Suatu hari Meinar memberanikan diri untuk mengungkap aibnya kepada Bima. Berharap Bima masih mau menikahinya meskipun kondisinya kini tak suci lagi.  Malang tak dapat ditentang, Bima malah menghilang. Meinar tak lagi menjumpai Bima yang hampir setiap pagi menyempatkan waktu sejenak sekadar untuk pamit bekerja.

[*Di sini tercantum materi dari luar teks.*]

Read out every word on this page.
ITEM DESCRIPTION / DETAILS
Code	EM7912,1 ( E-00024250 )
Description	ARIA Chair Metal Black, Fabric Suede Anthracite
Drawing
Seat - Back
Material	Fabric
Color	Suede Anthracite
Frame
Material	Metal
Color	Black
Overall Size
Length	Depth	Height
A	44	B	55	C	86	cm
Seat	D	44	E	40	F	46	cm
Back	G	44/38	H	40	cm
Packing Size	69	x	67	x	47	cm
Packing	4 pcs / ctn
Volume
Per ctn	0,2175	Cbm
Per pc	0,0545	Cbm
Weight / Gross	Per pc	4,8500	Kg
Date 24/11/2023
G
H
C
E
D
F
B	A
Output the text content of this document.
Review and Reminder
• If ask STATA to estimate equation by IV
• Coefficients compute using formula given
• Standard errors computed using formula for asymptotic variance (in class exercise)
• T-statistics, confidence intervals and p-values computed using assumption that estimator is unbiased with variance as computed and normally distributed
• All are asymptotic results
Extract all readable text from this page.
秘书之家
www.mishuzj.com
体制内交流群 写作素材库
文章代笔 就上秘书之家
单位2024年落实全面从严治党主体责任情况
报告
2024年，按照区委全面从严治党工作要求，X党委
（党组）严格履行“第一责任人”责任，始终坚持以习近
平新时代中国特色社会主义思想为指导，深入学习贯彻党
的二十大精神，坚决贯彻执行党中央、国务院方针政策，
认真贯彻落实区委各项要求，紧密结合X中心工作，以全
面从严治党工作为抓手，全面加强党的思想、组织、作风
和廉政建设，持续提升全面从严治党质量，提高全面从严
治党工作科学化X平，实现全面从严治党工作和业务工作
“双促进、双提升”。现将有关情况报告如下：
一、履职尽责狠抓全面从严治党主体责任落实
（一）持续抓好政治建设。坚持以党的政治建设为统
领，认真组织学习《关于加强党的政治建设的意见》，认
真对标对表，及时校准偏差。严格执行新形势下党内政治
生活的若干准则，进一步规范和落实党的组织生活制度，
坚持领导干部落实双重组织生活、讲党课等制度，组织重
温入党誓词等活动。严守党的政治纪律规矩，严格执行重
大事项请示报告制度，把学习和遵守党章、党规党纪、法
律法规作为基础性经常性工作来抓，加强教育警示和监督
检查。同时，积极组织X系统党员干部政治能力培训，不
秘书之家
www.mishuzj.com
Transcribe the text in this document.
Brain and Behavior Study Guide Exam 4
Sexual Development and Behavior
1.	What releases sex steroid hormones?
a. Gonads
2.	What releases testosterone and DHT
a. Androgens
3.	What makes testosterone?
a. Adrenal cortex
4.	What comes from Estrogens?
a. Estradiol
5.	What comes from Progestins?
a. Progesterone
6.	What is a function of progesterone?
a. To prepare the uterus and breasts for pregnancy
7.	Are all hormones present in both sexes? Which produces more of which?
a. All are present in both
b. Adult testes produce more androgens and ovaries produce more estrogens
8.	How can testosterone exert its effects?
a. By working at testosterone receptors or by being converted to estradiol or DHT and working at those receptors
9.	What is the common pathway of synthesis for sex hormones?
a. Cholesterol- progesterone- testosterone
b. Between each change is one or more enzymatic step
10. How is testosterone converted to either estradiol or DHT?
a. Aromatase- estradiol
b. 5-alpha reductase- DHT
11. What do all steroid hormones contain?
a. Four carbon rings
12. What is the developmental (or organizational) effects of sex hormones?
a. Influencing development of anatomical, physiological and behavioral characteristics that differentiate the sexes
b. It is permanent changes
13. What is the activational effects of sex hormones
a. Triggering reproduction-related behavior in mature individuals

Keadaan ini membuat Meinar semakin putus asa. Keinginannya untuk mengakhiri hidup semakin tak terbendung. Meskipun ada ibunda tercinta yang selalu menguatkan diri Meinar.

 “Mei ga kuat, Bu. Mei mau mati saja. Mas Bima sudah ga mau ketemu Mei setelah kuceritakan kejadian ini padanya. Dia malah menuduhku berselingkuh dengan pria lain Bu.” Tangis Meinar pecah di pelukan ibundanya.

“Istighfar, Nduk. Kematian tidak akan menyelesaikan masalahmu, Nduk. Ingat siksa Allah amat keji kepada umatnya yang bunuh diri.” Ibunya tak pernah berhenti mengingatkan Meinar.

“Ujian ini terlalu berat, Bu. Hidupku binasa, rencana pernikahanku dengan mas Bima pupus sudah. Untuk apa Mei hidup?” ratapnya pada sang ibunda yang wajahnya ikut menua karena masalah ini.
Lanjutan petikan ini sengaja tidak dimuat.